Serpula lacrymans is a distinctive fungus that thrives on dry wood, and its presence can lead to rapid wood decay, posing a significant threat to the structural integrity of buildings, especially if the foundation relies on wood. In addition to causing wood deterioration, Serpula Lacrymans also releases mold spores, potentially categorizing it as an allergenic mold. 

However, research on mycotoxin release by this fungus is limited, and it remains uncertain whether some species are capable of producing mycotoxins. Further investigation is needed to fully understand the potential health risks associated with Serpula Lacrymans.


Trichoderma colonies are predominantly located on wood, although they can also be found in soil. While this mold is commonly encountered in outdoor natural environments, it is not unusual to find it within homes, especially those constructed with wooden components. In indoor settings, Trichoderma has the potential to be toxic as it produces small toxic peptides. 

Interestingly, Trichoderma also has applications in the medical field, where it is used in immunosuppressant medications designed to prevent organ transplant rejection, highlighting the multifaceted nature of this mold.

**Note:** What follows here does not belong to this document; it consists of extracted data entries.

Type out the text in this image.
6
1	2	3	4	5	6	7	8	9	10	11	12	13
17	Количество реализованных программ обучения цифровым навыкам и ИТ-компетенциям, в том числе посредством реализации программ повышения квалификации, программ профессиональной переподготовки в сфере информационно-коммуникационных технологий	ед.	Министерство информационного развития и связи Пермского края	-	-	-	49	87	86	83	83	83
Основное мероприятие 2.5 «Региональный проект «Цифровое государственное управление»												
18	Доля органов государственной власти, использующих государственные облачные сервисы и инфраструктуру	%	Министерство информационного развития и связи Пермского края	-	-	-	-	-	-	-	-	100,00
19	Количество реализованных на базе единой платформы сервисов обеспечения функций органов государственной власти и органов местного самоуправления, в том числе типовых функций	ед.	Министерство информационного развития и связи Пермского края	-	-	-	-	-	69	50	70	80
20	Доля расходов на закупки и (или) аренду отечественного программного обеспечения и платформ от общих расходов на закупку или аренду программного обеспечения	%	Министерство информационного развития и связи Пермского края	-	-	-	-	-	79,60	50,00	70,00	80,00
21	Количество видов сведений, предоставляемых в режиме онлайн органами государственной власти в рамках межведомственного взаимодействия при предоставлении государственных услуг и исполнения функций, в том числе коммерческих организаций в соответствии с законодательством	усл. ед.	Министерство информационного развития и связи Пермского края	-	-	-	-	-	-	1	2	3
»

Ulocladium is commonly encountered on spoiled food or plants, although it can also thrive in moist areas within homes, potentially contaminating other food sources. 

This mold emits airborne spores that have the potential to induce respiratory issues, particularly affecting individuals with weakened immune systems due to the pathogenic nature of certain Ulocladium species. Ulocladium is typically identifiable by its brown, black, or grey coloration and its cotton-like texture.

Final Thoughts

The details shared above emphasize that most of the mold species listed carry inherent risks to human health

Since all mold types release spores, they can pose challenges, particularly for individuals with respiratory conditions. 

Some molds, however, present an exceptionally high level of danger, making it imperative to engage professional assistance when dealing with their removal from the home. Taking swift action to address these molds is essential for ensuring a safe and healthy indoor environment.